The politician who has been stopped from entering Canada is George Galloway, a firebrand left-wing British MP for a minority party, Respect. Though Mr Galloway is a figure about whom controversies swirl, not least because he supports the Palestinian cause and Hamas in particular (banned as a terrorist organisation in Canada), we have to wonder if it’s appropriate to brand him with an epithet that the OED records being last used in 1708.
Alykhan Velshi, a spokesman for Canada’s immigration minister, said that Mr Galloway was an “infandous street-corner Cromwell”. Infandous means “unspeakable” or “too odious to be expressed or mentioned” and comes from Latin infandus, abominable. If he mined the waste tips of English for a year, it would be hard to uncover a stronger word with which to express disgust.
Infandous has never been popular. The first known user is another figure of controversy, James Howell. His accomplishments included acting as a Royalist spy in the 1630s; appropriately, in view of Mr Velshi’s comment, Cromwell imprisoned him during the English Civil War. Howell wrote a letter to a friend from York in 1628: “This infandous custom of Swearing, I observe, reigns in England lately more than any where else.” The word appeared in 1693 in a work by Cotton Mather about the Salem Witch trials but after that it went into permanent decline.

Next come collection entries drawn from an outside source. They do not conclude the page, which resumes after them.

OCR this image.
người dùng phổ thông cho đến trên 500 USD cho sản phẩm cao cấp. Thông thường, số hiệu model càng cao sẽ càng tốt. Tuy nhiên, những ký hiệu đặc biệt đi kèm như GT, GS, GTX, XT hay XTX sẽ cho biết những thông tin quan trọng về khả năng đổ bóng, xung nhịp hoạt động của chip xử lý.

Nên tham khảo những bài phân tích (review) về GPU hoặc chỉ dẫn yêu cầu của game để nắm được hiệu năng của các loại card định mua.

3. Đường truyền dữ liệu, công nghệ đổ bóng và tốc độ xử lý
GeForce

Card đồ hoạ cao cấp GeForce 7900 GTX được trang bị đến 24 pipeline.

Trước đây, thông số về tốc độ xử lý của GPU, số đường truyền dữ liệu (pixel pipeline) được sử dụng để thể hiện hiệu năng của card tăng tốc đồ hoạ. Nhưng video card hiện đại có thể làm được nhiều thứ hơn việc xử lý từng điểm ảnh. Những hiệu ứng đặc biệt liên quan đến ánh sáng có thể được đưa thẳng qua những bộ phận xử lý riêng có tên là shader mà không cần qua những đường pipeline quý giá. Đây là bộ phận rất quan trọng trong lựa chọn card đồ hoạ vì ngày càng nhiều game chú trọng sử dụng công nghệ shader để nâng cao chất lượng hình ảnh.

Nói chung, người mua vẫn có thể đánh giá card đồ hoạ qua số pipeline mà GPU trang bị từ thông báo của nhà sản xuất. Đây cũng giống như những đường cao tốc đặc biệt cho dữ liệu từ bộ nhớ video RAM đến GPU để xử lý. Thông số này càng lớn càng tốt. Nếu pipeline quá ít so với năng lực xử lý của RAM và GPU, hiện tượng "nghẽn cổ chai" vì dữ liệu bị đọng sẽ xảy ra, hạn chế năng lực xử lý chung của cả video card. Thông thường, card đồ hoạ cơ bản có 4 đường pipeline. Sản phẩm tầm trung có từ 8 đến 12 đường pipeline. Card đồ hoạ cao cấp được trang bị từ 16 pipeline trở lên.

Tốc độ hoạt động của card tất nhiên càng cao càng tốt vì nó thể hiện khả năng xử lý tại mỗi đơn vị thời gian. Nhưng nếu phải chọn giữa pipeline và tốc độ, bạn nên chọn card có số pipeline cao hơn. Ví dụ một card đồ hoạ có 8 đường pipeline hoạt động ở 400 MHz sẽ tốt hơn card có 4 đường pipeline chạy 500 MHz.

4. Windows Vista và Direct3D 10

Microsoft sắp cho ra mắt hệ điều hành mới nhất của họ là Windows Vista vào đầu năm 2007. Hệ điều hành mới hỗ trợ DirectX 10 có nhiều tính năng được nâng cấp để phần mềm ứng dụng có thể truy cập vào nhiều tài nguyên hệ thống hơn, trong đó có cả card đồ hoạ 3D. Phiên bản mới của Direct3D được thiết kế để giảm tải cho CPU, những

It was briefly resurrected in Dreams in The Witch-House, a story by H P Lovecraft published in Weird Tales in 1933: “He found himself swaying to infandous rhythms said to pertain to the blackest ceremonies of the Sabbat.” Nobody now is sure even how to say it (if it tempts you, the OED suggests the stress should be on the second syllable).
Mr Velshi might instead have unearthed another cast-off term with similar sense that also ultimately derives from Latin fari, to speak — nefandous, unmentionable, abominable, or atrocious, which was likewise first used by Howell. Several other English words can also be traced to the same verb, if indirectly. He might have gone for infamous (could this have been what he was groping for?) since for the Romans, as for us, fame meant that you were being spoken about. To be fated signified that the sentence of the gods had been said over you; if you were affable in its original sense you were easy to speak to, while something ineffable is too great or extreme to be expressed or described in words. An infant is a child too young to be able to speak, and the military force is called the infantry because it contains a broader sense of the same word and means etymologically that it’s manned by youths.
Mr Velshi may be set for fame himself. His comment is a candidate to appear in future editions of books of modern quotations. His extraordinarily rare choice of word may even be enshrined in the next edition of the Oxford English Dictionary.